Pengerasan baja ini sangat penting bagi benda tajam untuk menjamin
ketajamannya. "Sebaliknya, bagian yang tumpul harus lebih
lunak karena berfungsi sebagai pelentur," papar Teddy. Ia
lalu membuktikan ketajaman pisau keluaran bengkelnya dengan peragaan
memotong kertas koran yang direntang. Bak pisau silet baru pisau
itu mengiris koran. Cress, tajam sekali!
Proses hardening sebenarnya sederhana. Baja yang sudah
dipanaskan didinginkan secara tiba-tiba dengan memasukkan ke dalam
cairan tertentu.
Pisau klasik untuk koleksi
  Begitulah, desain demi desain terus lahir dari perut bengkel
kerjanya melalui tangan desainer. Tidak hanya jenis-jenis pisau
standar macam skinner, bowie, atau modifikasinya,
tetapi juga bentuk-bentuk klasik senjata tradisional suku-suku
yang pernah disambanginya, seperti rencong Aceh, mandau Dayak,
atau badik Ujungpandang, sebagai koleksi. Teddy juga menerima
pesanan jenis pisau tradisional lain seperti yang terlihat dalam
katalog, misalnya kujang dan bedog Cepot khas Sunda.
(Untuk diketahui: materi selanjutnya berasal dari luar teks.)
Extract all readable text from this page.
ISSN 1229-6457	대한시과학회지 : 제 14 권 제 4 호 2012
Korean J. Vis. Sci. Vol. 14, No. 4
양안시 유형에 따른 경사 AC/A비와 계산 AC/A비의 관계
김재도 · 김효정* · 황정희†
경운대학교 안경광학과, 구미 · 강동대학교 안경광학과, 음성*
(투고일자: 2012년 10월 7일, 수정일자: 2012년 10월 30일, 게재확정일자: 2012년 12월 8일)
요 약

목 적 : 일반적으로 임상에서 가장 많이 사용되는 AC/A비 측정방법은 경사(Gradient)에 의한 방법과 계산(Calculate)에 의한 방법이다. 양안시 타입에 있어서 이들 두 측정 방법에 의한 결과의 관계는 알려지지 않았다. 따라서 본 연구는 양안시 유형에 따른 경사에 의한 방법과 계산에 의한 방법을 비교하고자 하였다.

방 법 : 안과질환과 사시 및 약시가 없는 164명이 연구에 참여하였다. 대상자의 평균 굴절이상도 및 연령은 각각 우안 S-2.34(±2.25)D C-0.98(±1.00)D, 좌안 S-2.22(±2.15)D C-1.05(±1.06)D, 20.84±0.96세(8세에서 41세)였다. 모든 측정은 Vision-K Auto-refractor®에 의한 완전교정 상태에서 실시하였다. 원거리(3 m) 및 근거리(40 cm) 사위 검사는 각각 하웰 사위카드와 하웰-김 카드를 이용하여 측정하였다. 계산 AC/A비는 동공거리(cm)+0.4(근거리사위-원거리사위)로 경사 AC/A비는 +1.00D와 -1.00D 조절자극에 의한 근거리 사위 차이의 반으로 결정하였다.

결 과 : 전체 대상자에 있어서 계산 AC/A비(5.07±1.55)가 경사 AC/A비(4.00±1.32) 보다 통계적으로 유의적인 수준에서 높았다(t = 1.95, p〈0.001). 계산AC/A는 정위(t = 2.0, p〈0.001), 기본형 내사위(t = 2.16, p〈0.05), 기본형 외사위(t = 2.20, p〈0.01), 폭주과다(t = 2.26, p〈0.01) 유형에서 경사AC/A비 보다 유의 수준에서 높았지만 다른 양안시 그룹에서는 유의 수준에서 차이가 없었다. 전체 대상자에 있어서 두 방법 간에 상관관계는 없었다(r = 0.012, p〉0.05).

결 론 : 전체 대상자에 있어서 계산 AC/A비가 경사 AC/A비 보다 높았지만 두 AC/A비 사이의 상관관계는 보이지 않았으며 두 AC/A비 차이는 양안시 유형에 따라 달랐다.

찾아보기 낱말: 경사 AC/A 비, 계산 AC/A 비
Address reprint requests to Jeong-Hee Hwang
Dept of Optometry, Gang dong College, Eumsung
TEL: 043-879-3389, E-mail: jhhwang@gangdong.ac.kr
Ciri khas lain yang hendak dia jadikan unggulan produknya selain
desain dan mutu bahan yaitu jenis-jenis pisau berpamor macam yang
ada pada bilah keris. Untuk itu ia mengajak kerja sama seorang
empu pembuat keris di Solo yang punya pengetahuan tinggi tentang
metalurgi untuk menciptakan karakter atau pamor pada pisau buatannya.
Pamor seperti itu juga dikenal dalam dunia perpisauan internasional,
dengan sebutan Damaskus style. Disebut demikian karena di luar
Indonesia teknologi pamor, yakni cara penempaan yang menghasilkan
alur-alur pada bilah pisau atau benda tajam lainnya, diterapkan
oleh para pembuat benda tajam di Damaskus, Suriah.
Bengkel kerja Teddy mengandalkan tangan-tangan terampil pekerjanya
yang rata-rata lulusan STM untuk mengerjakan produk hand made
berupa pisau-pisau klasik atau pisau pesanan. Karena pekerjaan
tangan, maka diperlukan waktu cukup lama untuk menghasilkan sebilah
pisau. "Kalau dikerjakan terus-menerus, bisa makan waktu
seminggu," kata Teddy yang beristrikan Ida Wiryanti ini.
Sedangkan untuk memenuhi pesanan masal (dalam jumlah besar dengan
desain bentuk sejenis), barulah digunakan mesin buatan Jerman
yang bisa memotong bilah baja dalam hitungan detik.
Garapan tangan
Proses pembuatan pisau sebenarnya sederhana. Baja dipotong
atau dibor sesuai dengan pola detail pisau yang sudah dibuat.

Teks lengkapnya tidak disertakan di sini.